La historia de la humanidad nos demuestra que por más avances científicos, sociales y tecnológicos que experimentemos, el curso de los acontecimientos no es rectilíneo, y que nada garantiza que conquistas democráticas puedan mantenerse inmutables, pues un líder con objetivos incorrectos desde su posición puede bastar para socavar con sus actuaciones lo que ha costado años lograr.

Y esos mismos avances pueden ser la vía para propagar en un universo cibernético sin fronteras reales, salvo las censuras existentes en dictaduras, ideas retorcidas, mensajes que incitan al odio o que estimulan la discriminación por cualquier causa, los cuales con la misma rapidez que se esparcen son aceptados por muchos sin ningún análisis, a pesar de que en ocasiones resulta evidente la falsedad de los alegatos o su falta de rigor científico o fundamento lógico.

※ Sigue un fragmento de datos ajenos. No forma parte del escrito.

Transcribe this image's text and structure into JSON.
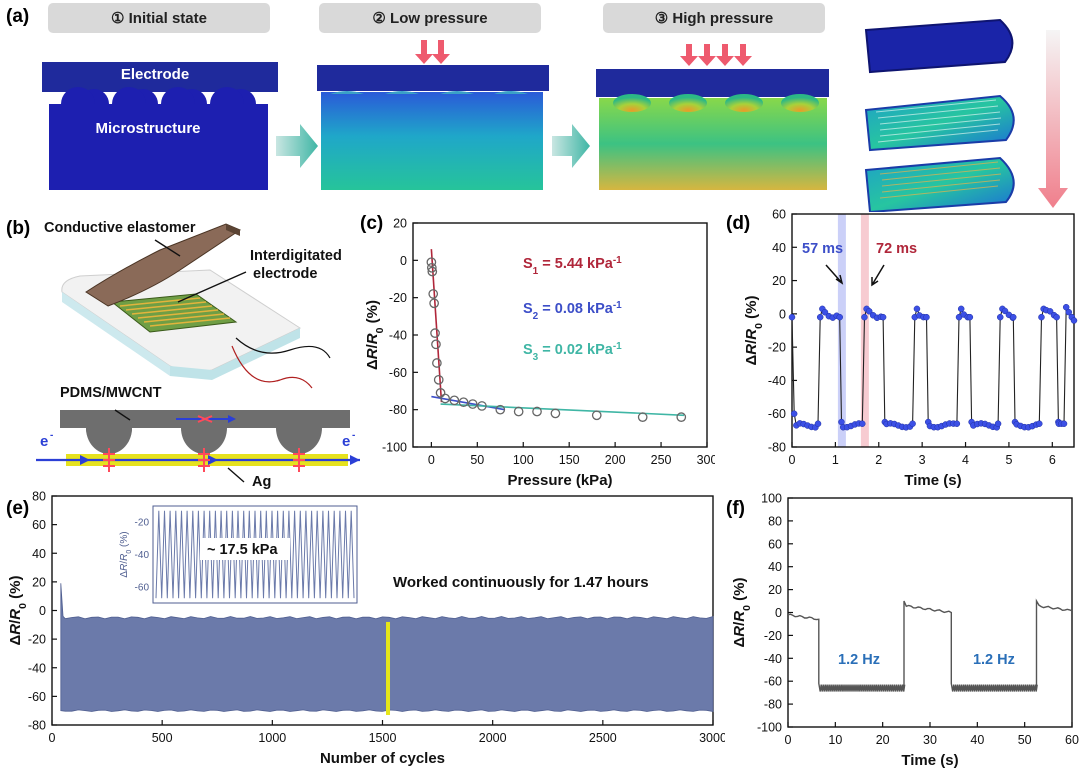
{
  "panel_labels": {
    "a": "(a)",
    "b": "(b)",
    "c": "(c)",
    "d": "(d)",
    "e": "(e)",
    "f": "(f)"
  },
  "panel_a": {
    "stage1": "① Initial state",
    "stage2": "② Low pressure",
    "stage3": "③ High pressure",
    "electrode_label": "Electrode",
    "microstructure_label": "Microstructure"
  },
  "panel_b": {
    "conductive_elastomer": "Conductive elastomer",
    "interdigitated_line1": "Interdigitated",
    "interdigitated_line2": "electrode",
    "pdms": "PDMS/MWCNT",
    "electron": "e",
    "electron_sup": "-",
    "ag": "Ag"
  },
  "colors": {
    "electrode": "#1f2a9c",
    "blue_dot": "#3c50e6",
    "teal": "#3fb6a5",
    "red": "#b0263a",
    "slate": "#6b7aaa",
    "gray_line": "#555555"
  },
  "chart_data": [
    {
      "id": "c",
      "type": "scatter",
      "xlabel": "Pressure (kPa)",
      "ylabel": "ΔR/R0 (%)",
      "xlim": [
        -20,
        300
      ],
      "ylim": [
        -100,
        20
      ],
      "xticks": [
        0,
        50,
        100,
        150,
        200,
        250,
        300
      ],
      "yticks": [
        -100,
        -80,
        -60,
        -40,
        -20,
        0,
        20
      ],
      "points": [
        [
          0,
          -1
        ],
        [
          0.5,
          -4
        ],
        [
          1,
          -6
        ],
        [
          2,
          -18
        ],
        [
          3,
          -23
        ],
        [
          4,
          -39
        ],
        [
          5,
          -45
        ],
        [
          6,
          -55
        ],
        [
          8,
          -64
        ],
        [
          10,
          -71
        ],
        [
          15,
          -74
        ],
        [
          25,
          -75
        ],
        [
          35,
          -76
        ],
        [
          45,
          -77
        ],
        [
          55,
          -78
        ],
        [
          75,
          -80
        ],
        [
          95,
          -81
        ],
        [
          115,
          -81
        ],
        [
          135,
          -82
        ],
        [
          180,
          -83
        ],
        [
          230,
          -84
        ],
        [
          272,
          -84
        ]
      ],
      "fits": [
        {
          "name": "S1",
          "color": "#b0263a",
          "x": [
            0,
            11
          ],
          "y": [
            6,
            -76
          ]
        },
        {
          "name": "S2",
          "color": "#3c4ec8",
          "x": [
            0,
            80
          ],
          "y": [
            -73,
            -80
          ]
        },
        {
          "name": "S3",
          "color": "#3fb6a5",
          "x": [
            10,
            275
          ],
          "y": [
            -77,
            -83
          ]
        }
      ],
      "annotations": [
        {
          "prefix": "S",
          "sub": "1",
          "value": " = 5.44 kPa",
          "sup": "-1",
          "color": "#b0263a"
        },
        {
          "prefix": "S",
          "sub": "2",
          "value": " = 0.08 kPa",
          "sup": "-1",
          "color": "#3c4ec8"
        },
        {
          "prefix": "S",
          "sub": "3",
          "value": " = 0.02 kPa",
          "sup": "-1",
          "color": "#3fb6a5"
        }
      ]
    },
    {
      "id": "d",
      "type": "line",
      "xlabel": "Time (s)",
      "ylabel": "ΔR/R0 (%)",
      "xlim": [
        0,
        6.5
      ],
      "ylim": [
        -80,
        60
      ],
      "xticks": [
        0,
        1,
        2,
        3,
        4,
        5,
        6
      ],
      "yticks": [
        -80,
        -60,
        -40,
        -20,
        0,
        20,
        40,
        60
      ],
      "cycles": [
        {
          "fall": 0.1,
          "rise": 0.6,
          "fall2": 1.1
        },
        {
          "rise": 1.62,
          "fall2": 2.1
        },
        {
          "rise": 2.78,
          "fall2": 3.1
        },
        {
          "rise": 3.8,
          "fall2": 4.1
        },
        {
          "rise": 4.75,
          "fall2": 5.1
        },
        {
          "rise": 5.7,
          "fall2": 6.1
        },
        {
          "rise": 6.05
        }
      ],
      "annotations": [
        {
          "text": "57 ms",
          "color": "#3c4ec8"
        },
        {
          "text": "72 ms",
          "color": "#b0263a"
        }
      ],
      "highlights": [
        {
          "x": 1.15,
          "color": "#b9c0f5"
        },
        {
          "x": 1.68,
          "color": "#f4b9c2"
        }
      ]
    },
    {
      "id": "e",
      "type": "area",
      "xlabel": "Number of cycles",
      "ylabel": "ΔR/R0 (%)",
      "xlim": [
        0,
        3000
      ],
      "ylim": [
        -80,
        80
      ],
      "xticks": [
        0,
        500,
        1000,
        1500,
        2000,
        2500,
        3000
      ],
      "yticks": [
        -80,
        -60,
        -40,
        -20,
        0,
        20,
        40,
        60,
        80
      ],
      "band_upper": -5,
      "band_lower": -70,
      "spike": 19,
      "highlight_cycle": 1525,
      "annotation": "Worked continuously for 1.47 hours",
      "inset": {
        "label": "~ 17.5 kPa",
        "yticks": [
          -20,
          -40,
          -60
        ],
        "ylabel": "ΔR/R0 (%)",
        "cycles": 35,
        "top": -13,
        "bottom": -67
      }
    },
    {
      "id": "f",
      "type": "line",
      "xlabel": "Time (s)",
      "ylabel": "ΔR/R0 (%)",
      "xlim": [
        0,
        60
      ],
      "ylim": [
        -100,
        100
      ],
      "xticks": [
        0,
        10,
        20,
        30,
        40,
        50,
        60
      ],
      "yticks": [
        -100,
        -80,
        -60,
        -40,
        -20,
        0,
        20,
        40,
        60,
        80,
        100
      ],
      "segments": [
        {
          "x0": 0,
          "x1": 6.5,
          "level": -2
        },
        {
          "x0": 6.5,
          "x1": 24.5,
          "level": -66,
          "ripple": true
        },
        {
          "x0": 24.5,
          "x1": 34.5,
          "level": 6
        },
        {
          "x0": 34.5,
          "x1": 52.5,
          "level": -66,
          "ripple": true
        },
        {
          "x0": 52.5,
          "x1": 60,
          "level": 6
        }
      ],
      "annotations": [
        {
          "text": "1.2 Hz"
        },
        {
          "text": "1.2 Hz"
        }
      ]
    }
  ]
}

Esto es así porque lo que cuenta para algunos no es ni la verdad, ni la razón ni la justicia, sino la satisfacción de un vil deseo de dejarse arrastrar por donde sus demonios internos los conduzcan, jugando en muchas ocasiones al autoengaño de pretender erigir sus causas por cuestionables que sean, como misión salvadora de sus pueblos que en realidad oprimen, o restauradora de la moral, sin darse cuenta que como inquisidores carentes de misericordia y amor al prójimo, están más lejanos de la fe que dicen profesar, que los que supuestamente representan una amenaza para esta.

Por eso a Nicolás Maduro no le ha importado que la oposición que por años conculcó le diera la sorpresa de superar sus mañas y estuviera preparada para documentar sus alegatos de victoria, y que a los ojos del mundo, salvo sus contados aliados por conveniencia geopolítica, la evidencia mostrada por la oposición y su negativa a mostrar las actas, lo haya desnudado como un dictador que se niega a aceptar los resultados de las urnas, que se cree dueño de un país que él y su régimen han empobrecido, provocando un éxodo masivo, y quien con total desparpajo declara que no le entregará el poder a quienes con ánimo de justificarse tilda de “oligarquía fascista”.

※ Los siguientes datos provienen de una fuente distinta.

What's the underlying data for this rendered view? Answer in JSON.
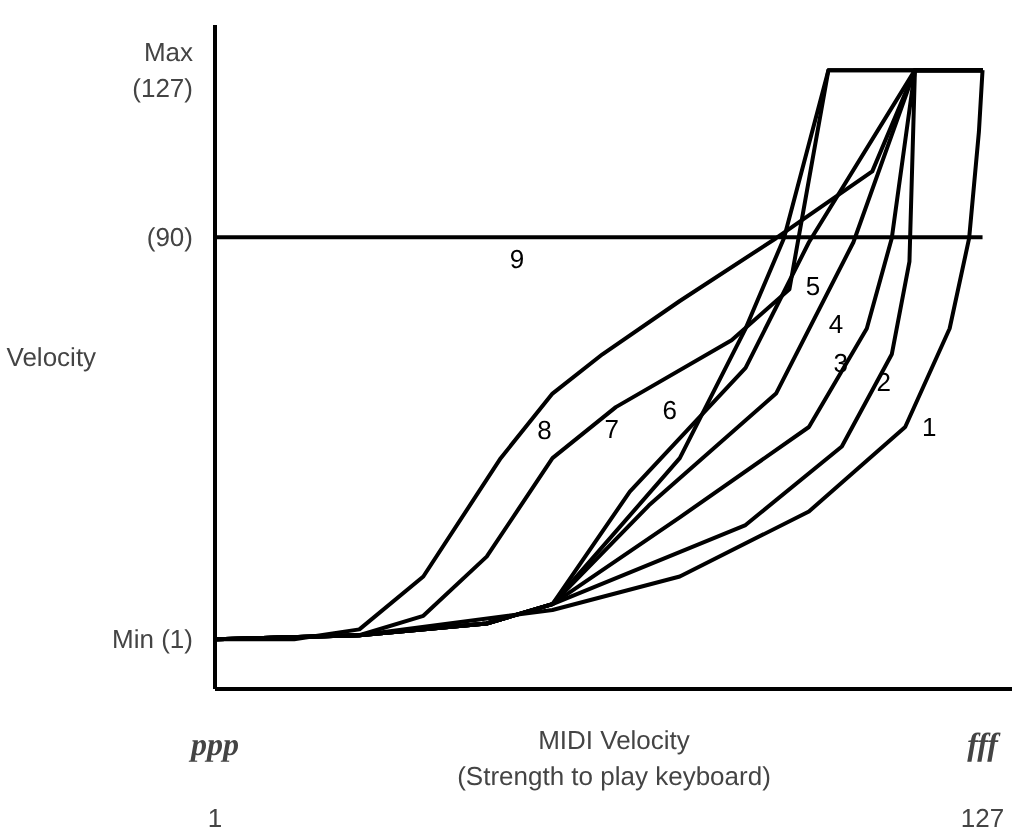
{
  "chart_data": {
    "type": "line",
    "xlabel": "MIDI Velocity\n(Strength to play keyboard)",
    "ylabel": "Velocity",
    "xlim": [
      1,
      132
    ],
    "ylim": [
      -10,
      137
    ],
    "xticks": [
      1,
      127
    ],
    "yticks": [
      {
        "value": 1,
        "label": "Min (1)"
      },
      {
        "value": 90,
        "label": "(90)"
      },
      {
        "value": 127,
        "label": "Max\n(127)"
      }
    ],
    "grid": false,
    "legend": false,
    "marker": "none",
    "line_style": "solid",
    "series": [
      {
        "name": "1",
        "color": "#000000",
        "x": [
          1,
          24.7,
          56.4,
          77.3,
          98.5,
          114.3,
          121.6,
          124.8,
          126.4,
          127
        ],
        "values": [
          1,
          1.9,
          7.5,
          14.9,
          29.3,
          48,
          69.8,
          89.8,
          113.3,
          127
        ]
      },
      {
        "name": "2",
        "color": "#000000",
        "x": [
          1,
          24.7,
          45.6,
          56.4,
          88.1,
          103.9,
          112.1,
          115.0,
          115.9,
          127
        ],
        "values": [
          1,
          1.9,
          4.5,
          8.8,
          26.3,
          43.7,
          64.1,
          84.6,
          127,
          127
        ]
      },
      {
        "name": "3",
        "color": "#000000",
        "x": [
          1,
          24.7,
          45.6,
          56.4,
          77.3,
          98.5,
          108.0,
          112.1,
          115.9,
          127
        ],
        "values": [
          1,
          1.9,
          4.5,
          8.8,
          28.0,
          48.0,
          69.8,
          89.8,
          127,
          127
        ]
      },
      {
        "name": "4",
        "color": "#000000",
        "x": [
          1,
          24.7,
          45.6,
          56.4,
          72.2,
          93.1,
          105.8,
          115.9,
          127
        ],
        "values": [
          1,
          1.9,
          4.5,
          8.8,
          30.6,
          55.4,
          88.9,
          127,
          127
        ]
      },
      {
        "name": "5",
        "color": "#000000",
        "x": [
          1,
          24.7,
          45.6,
          56.4,
          69.1,
          88.1,
          98.5,
          115.9,
          127
        ],
        "values": [
          1,
          1.9,
          4.5,
          8.8,
          33.7,
          61.1,
          88.9,
          127,
          127
        ]
      },
      {
        "name": "6",
        "color": "#000000",
        "x": [
          1,
          24.7,
          45.6,
          56.4,
          77.3,
          88.1,
          94.4,
          101.7,
          127
        ],
        "values": [
          1,
          1.9,
          4.5,
          8.8,
          41.1,
          69.8,
          89.8,
          127,
          127
        ]
      },
      {
        "name": "7",
        "color": "#000000",
        "x": [
          1,
          24.7,
          35.2,
          45.6,
          56.4,
          66.8,
          85.8,
          95.3,
          101.7,
          127
        ],
        "values": [
          1,
          1.9,
          6.2,
          19.3,
          41.1,
          52.4,
          67.2,
          78.5,
          127,
          127
        ]
      },
      {
        "name": "8",
        "color": "#000000",
        "x": [
          1,
          14.0,
          24.7,
          35.2,
          47.9,
          56.4,
          64.6,
          77.3,
          93.1,
          108.9,
          115.9,
          127
        ],
        "values": [
          1,
          1,
          3.2,
          14.9,
          41.1,
          55.4,
          64.1,
          75.9,
          89.8,
          104.6,
          127,
          127
        ]
      },
      {
        "name": "9",
        "color": "#000000",
        "x": [
          1,
          127
        ],
        "values": [
          90,
          90
        ]
      }
    ],
    "annotations": [
      "ppp",
      "fff"
    ]
  }
}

Lo que aconteció en Estados Unidos el 6 de enero de 2021 con el asalto al Capitolio incentivado por el expresidente Trump en su patológica negación de su derrota, no solo fue un atentado a la institucionalidad y a los pilares democráticos de ese país, que durante años ha reivindicado ser modelo de democracia, sino un terrible precedente, como ocurrió en Brasil, y pudiéramos ver en otros países. Y como no ha habido una sanción a ese comportamiento y peor aún, la Suprema Corte lo eximió de esta por un supuesto derecho a la impunidad penal de los presidentes por actos cometidos en sus mandatos, las posibilidades de que los hechos se repitan son reales, pues la conducta continúa y así como se niegan hechos como la asistencia a un mitin de sus opositores denunciando que es creada por inteligencia artificial, se podrá negar los resultados electorales si no fueran favorecedores por más demostrables que sean, y eso es un atentado que puede hacer tanto o más daño que un arma de destrucción masiva.

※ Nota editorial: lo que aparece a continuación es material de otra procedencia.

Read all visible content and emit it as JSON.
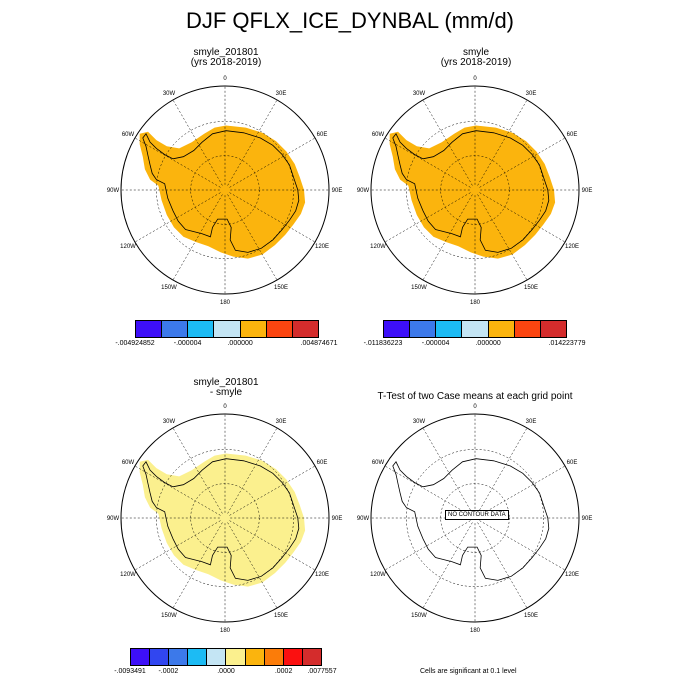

La tranquila transición y toma de posesión para el segundo y último mandato del presidente Abinader, aunque parece un hecho ordinario, más allá de la novedad del lugar en el que se llevará a cabo, o de la cantidad de invitados que asistan, en estos tiempos bizarros de negación de realidades y de atentados a la institucionalidad, debe ser motivo de satisfacción que por más débil que sea nuestra democracia tengamos un liderazgo que ofrece incluso poner freno al recurrente apetito de eternizarse en el mando, pues como está demostrado la democracia no solo necesita de sus instituciones, sino de líderes que no sean capaces de negarlas.